Individuals with intellectual disability who have complete control of their epilepsy with a single antiepileptic drug should be evaluated by a neurologist once every two years.

Individuals on polytherapy or those with incomplete seizure control should be seen at least once a year, or more frequently as specified by the neurologist.

XII. Discontinuing Antiepileptic Drug Therapy

Antiepileptic medications can be withdrawn when there are

  • two years of complete seizure control,
  • a normal neurological examination,
  • a normal electroencephalogram (EEG), and
  • normal brain imaging studies (CT or MRI).

By definition, people with intellectual disability do not meet these criteria. However, antiepileptic drug withdrawal can be considered if seizures have been a single type and have been easy to control with one anticonvulsant for 3 to 5 years.

The EEG can aid in the decision, with the presence of clear epileptiform activity before antiepileptic drug withdrawal or the return of epileptiform activity after withdrawal being a relative, but not absolute, contraindication. The best candidates for anticonvulsant withdrawal are those cases where the diagnosis of epilepsy may have been incorrect from the start.

 GUIDELINES FOR PEOPLE RECEIVING SUPPORTED LIVING SUPPORTS AND SERVICES

I. Level of surveillance

Individuals who live independently with support should be monitored at intervals appropriate to the frequency and severity of their seizures. The plan for neurological care should follow the basic guidelines. The frequency of monitoring visits should be determined by the health care team and may vary with fluctuations in the person's condition.

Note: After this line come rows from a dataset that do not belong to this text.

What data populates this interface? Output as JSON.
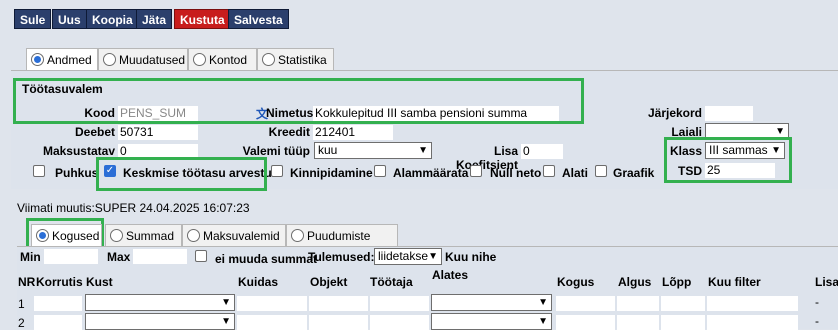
{
  "toolbar": {
    "buttons": [
      "Sule",
      "Uus",
      "Koopia",
      "Jäta",
      "Kustuta",
      "Salvesta"
    ]
  },
  "tabs": [
    "Andmed",
    "Muudatused",
    "Kontod",
    "Statistika"
  ],
  "section_title": "Töötasuvalem",
  "form": {
    "kood_label": "Kood",
    "kood_value": "PENS_SUM",
    "nimetus_label": "Nimetus",
    "nimetus_value": "Kokkulepitud III samba pensioni summa",
    "jarjekord_label": "Järjekord",
    "deebet_label": "Deebet",
    "deebet_value": "50731",
    "kreedit_label": "Kreedit",
    "kreedit_value": "212401",
    "laiali_label": "Laiali",
    "maksustatav_label": "Maksustatav",
    "maksustatav_value": "0",
    "valemi_tyyp_label": "Valemi tüüp",
    "valemi_tyyp_value": "kuu",
    "lisa_koef_label": "Lisa Koefitsient",
    "lisa_koef_value": "0",
    "klass_label": "Klass",
    "klass_value": "III sammas",
    "tsd_label": "TSD",
    "tsd_value": "25"
  },
  "checkboxes": [
    {
      "label": "Puhkus",
      "checked": false
    },
    {
      "label": "Keskmise töötasu arvestus",
      "checked": true
    },
    {
      "label": "Kinnipidamine",
      "checked": false
    },
    {
      "label": "Alammäärata",
      "checked": false
    },
    {
      "label": "Null neto",
      "checked": false
    },
    {
      "label": "Alati",
      "checked": false
    },
    {
      "label": "Graafik",
      "checked": false
    }
  ],
  "last_modified": "Viimati muutis:SUPER 24.04.2025 16:07:23",
  "subtabs": [
    "Kogused",
    "Summad",
    "Maksuvalemid",
    "Puudumiste liigid"
  ],
  "filters": {
    "min_label": "Min",
    "max_label": "Max",
    "ei_muuda_label": "ei muuda summat",
    "tulemused_label": "Tulemused:",
    "tulemused_value": "liidetakse",
    "kuu_nihe_label": "Kuu nihe"
  },
  "table": {
    "headers": [
      "NR",
      "Korrutis",
      "Kust",
      "Kuidas",
      "Objekt",
      "Töötaja",
      "Alates",
      "Kogus",
      "Algus",
      "Lõpp",
      "Kuu filter",
      "Lisad"
    ],
    "rows": [
      {
        "nr": "1",
        "lisad": "-"
      },
      {
        "nr": "2",
        "lisad": "-"
      }
    ]
  },
  "colors": {
    "button_bg": "#2b3f6c",
    "delete_bg": "#c81d1d",
    "highlight": "#33b04f",
    "page_bg": "#dfe4ec"
  }
}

Monitors of individuals receiving supported living services should assist in the

  • maintenance of the seizure record,
  • evaluation of the impact of continuing seizures, and
  • aid medication compliance.

II. Seizure record

Monitors should be aware of a person's established seizure type or types. A dialogue between the person and the monitor should be established that allows recognition and recording of seizure occurrence. The person with mental retardation should be encouraged to mark seizure occurrence on a seizure calendar that can be maintained with the aid of the monitor.

When multiple seizure types are present, the monitor should assist the individual in distinguishing between types and recording them appropriately.

The monitor should be aware of the person's usual seizure frequency so that variances can be reported to the responsible nurse or physician. Seizure calendars should be taken on doctor visits.

 III. Response to seizures

Monitors should be aware of the usual impact of individual seizures on the person's function. Unexplained burns, bruises, cuts, or respiratory infection should be correlated with changes in seizure frequency

If seizures are responsible for injury, and improvement in seizure activity is not expected, a change of level of care should be considered.

IV. Compliance

Monitors should evaluate the person's compliance with prescribed antiepileptic medication use. Each person should be encouraged to learn to identify each of his or her medications and know the dosing schedule.

Compliance can be estimated by pill counts (the number remaining in a bottle should approximate the number of prescribed minus the daily dose, times the number of days since the last refill). Poor compliance should be reported and can be supported by measuring antiepileptic drug levels. Medication compliance an be improved by

  • encouragement and education,
  • short-term increases in the frequency of monitoring visits,
  • pill dispensing boxes,
  • simplification of antiepileptic drug dosing schedules, and/or
  • changing to longer acting antiepileptic drug preparations.

V. Pregnancy

Individuals with child bearing potential should be aware that antiepileptic drug use has been associated with a small but measurable increase in the risk of birth defects. This risk can be minimized by the use of antiepileptic drug monotherapy. This risk can also be reduced by folic acid supplements taken in the months before planned conception.

Antiepileptic medications that induce liver enzymes (phenytoin, carbamazepine, phenobarbital, and others) can reduce the efficacy of oral contraceptive pills. Intermenstrual breakthrough bleeding can be an indication that higher-dose estrogen preparations may be needed to prevent conception.